Cambridgeshire County Council has relaunched procurement for the design and construction of the King’s Dyke bypass, which had been won by Kier in 2017.
The firm was originally appointed for a design contract on the Cambridgeshire road, with the option to be awarded the construction job. But following a trebling of costs, the council announced in July that it would be looking to re-procure.
The contractor’s final estimate for construction costs was £26.2m, up from £15.8m in October 2018.
According to an expression of interest notice, the contractor can use Kier’s design for the works but has recommended the use of value-engineering exercises to highlight to the council where the design could be “improved”.
Works are set to include 1 km of new road on structural embankments and a new bridge over a railway line.

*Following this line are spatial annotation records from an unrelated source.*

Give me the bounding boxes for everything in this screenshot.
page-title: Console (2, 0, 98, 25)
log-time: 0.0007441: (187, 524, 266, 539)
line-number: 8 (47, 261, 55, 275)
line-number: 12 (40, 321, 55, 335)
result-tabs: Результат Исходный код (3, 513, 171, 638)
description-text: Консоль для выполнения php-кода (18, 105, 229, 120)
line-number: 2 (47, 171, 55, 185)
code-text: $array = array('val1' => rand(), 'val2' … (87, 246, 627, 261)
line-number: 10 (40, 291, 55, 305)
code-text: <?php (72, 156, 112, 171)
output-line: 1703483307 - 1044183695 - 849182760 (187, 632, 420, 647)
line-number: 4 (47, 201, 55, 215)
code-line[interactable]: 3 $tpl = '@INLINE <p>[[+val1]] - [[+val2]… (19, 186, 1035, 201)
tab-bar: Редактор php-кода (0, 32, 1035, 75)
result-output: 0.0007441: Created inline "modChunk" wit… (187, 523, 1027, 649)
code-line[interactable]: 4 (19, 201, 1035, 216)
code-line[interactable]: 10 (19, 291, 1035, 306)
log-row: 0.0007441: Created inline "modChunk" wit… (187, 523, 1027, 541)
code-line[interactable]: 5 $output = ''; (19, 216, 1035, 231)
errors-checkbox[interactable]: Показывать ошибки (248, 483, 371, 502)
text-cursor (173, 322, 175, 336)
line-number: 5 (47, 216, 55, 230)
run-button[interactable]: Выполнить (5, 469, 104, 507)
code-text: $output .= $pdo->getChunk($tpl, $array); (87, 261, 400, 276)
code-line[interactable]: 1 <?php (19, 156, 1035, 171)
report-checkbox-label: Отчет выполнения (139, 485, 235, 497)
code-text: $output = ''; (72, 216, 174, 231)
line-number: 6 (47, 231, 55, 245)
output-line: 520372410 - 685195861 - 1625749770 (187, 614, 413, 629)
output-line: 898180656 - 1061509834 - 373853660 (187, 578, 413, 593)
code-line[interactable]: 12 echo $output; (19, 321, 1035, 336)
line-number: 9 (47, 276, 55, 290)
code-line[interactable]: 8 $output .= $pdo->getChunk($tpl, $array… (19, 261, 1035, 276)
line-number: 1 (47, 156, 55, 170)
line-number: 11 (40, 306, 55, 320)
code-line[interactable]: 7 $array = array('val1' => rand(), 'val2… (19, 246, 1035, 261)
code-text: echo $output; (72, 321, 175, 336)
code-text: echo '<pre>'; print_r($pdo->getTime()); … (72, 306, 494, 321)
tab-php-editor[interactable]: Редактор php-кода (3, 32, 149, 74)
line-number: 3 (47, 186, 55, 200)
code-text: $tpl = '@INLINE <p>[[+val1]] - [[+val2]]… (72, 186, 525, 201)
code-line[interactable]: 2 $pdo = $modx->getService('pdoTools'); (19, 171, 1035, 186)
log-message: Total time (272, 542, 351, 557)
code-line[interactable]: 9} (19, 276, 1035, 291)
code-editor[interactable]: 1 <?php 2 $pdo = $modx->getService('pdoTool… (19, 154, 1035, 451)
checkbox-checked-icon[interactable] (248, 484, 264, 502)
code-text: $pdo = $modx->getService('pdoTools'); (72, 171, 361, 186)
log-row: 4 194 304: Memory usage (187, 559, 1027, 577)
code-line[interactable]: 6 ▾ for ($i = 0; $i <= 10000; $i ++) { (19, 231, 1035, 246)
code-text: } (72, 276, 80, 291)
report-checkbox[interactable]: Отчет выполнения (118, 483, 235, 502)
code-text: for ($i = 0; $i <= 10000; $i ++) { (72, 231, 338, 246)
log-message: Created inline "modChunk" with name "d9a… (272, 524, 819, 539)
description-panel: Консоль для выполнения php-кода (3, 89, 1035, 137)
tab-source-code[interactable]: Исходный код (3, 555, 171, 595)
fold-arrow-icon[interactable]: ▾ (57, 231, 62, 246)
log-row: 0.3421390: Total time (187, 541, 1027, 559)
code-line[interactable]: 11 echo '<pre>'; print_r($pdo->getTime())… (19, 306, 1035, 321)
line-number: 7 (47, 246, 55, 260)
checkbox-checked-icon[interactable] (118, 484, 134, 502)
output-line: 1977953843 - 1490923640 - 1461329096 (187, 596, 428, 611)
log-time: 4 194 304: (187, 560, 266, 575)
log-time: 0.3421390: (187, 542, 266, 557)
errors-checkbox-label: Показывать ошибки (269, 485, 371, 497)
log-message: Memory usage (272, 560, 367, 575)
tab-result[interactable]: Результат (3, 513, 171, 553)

Papers released by the council in August said Kier had not completed 90 per cent of the bypass design by October 2018 when it submitted its first revised costing of £15.8m, which was a doubling of its initial, unstated, figure.
Cambridgeshire council leader Steve Count said: “I’m delighted to see that we’re moving forward – we’ve made our commitment to this scheme clear and this is a key date in our new programme that aims to get this scheme delivered as soon as possible.”
Mr Count added that a shortlist of contractors to score the highest in an initial quality assessment will be invited to tender at the end of November and will have four months to submit bids.
The council hopes to appoint a contractor to start construction by December 2020, with the contract expected to last for two years, he said.
The expression of interest window runs until midday on 4 November, interest can be registered here.
Kier has been approached for comment.